Schweinsteiger, working as a pundit for German broadcaster ARD at the World Cup, made the remarks before Ivory Coast's loss to Germany in Toronto last week. He said the Ivorians played "African football" which was "a bit wild, a bit unorthodox and a bit perhaps not so conditioned by tactics." The comments landed badly — very badly.

The fallout back in Germany

German journalist Philipp Awounou wrote in Spiegel that the description carried "racist, colonial roots," pointing out that people of African heritage have historically been stigmatised using exactly that kind of language. Awounou was careful to say he doesn't consider Schweinsteiger racist, but argued the remarks reflect a broader attitude among German football fans that hasn't been examined closely enough.
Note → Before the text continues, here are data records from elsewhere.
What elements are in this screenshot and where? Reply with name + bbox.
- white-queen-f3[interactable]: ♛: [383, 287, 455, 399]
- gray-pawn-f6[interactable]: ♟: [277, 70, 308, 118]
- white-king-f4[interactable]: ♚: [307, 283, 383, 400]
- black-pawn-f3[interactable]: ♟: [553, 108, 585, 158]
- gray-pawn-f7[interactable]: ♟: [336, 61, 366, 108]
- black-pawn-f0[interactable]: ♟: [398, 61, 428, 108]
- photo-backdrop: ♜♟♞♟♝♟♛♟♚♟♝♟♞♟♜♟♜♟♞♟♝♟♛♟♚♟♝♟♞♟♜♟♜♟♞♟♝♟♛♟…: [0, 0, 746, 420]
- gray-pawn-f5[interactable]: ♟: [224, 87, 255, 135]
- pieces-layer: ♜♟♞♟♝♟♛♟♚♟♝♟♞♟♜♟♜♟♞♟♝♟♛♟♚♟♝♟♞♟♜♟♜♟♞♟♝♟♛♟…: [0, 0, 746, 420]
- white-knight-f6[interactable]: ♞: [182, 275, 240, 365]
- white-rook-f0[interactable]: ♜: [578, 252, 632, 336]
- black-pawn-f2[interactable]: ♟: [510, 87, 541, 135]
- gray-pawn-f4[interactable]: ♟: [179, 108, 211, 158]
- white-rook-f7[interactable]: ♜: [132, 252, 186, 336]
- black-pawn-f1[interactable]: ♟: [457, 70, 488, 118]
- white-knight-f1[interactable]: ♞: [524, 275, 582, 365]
That framing matters — it shifts the conversation from individual intent to systemic blind spots.

Klopp, broadcasting the tournament for Magenta, didn't want any part of it. "For African people it's one thing, for other people it's another thing, and I'm not here," he said — then smiled, remarked that he was surprised a German journalist had cornered him on it, and walked off.

It's a revealing dodge. Klopp has never been shy about speaking up — on inequality, on player welfare, on politics — which makes his decision to physically leave the frame rather than engage all the more striking. Whether that's caution, discomfort, or a calculated read of the situation, only he knows.

Schweinsteiger's profile makes this unavoidable

This isn't some fringe pundit making a throwaway comment. Schweinsteiger spent 17 seasons at Bayern Munich, earned 121 Germany caps, and has become one of ARD's most prominent football voices. He's not going away, and ARD hasn't commented. That silence, combined with Klopp's exit, leaves Schweinsteiger entirely alone in the frame — without support, without pushback, and without any visible reckoning from the broadcaster that aired it.

The Athletic confirmed it has approached both Schweinsteiger's representatives and ARD. Neither has responded.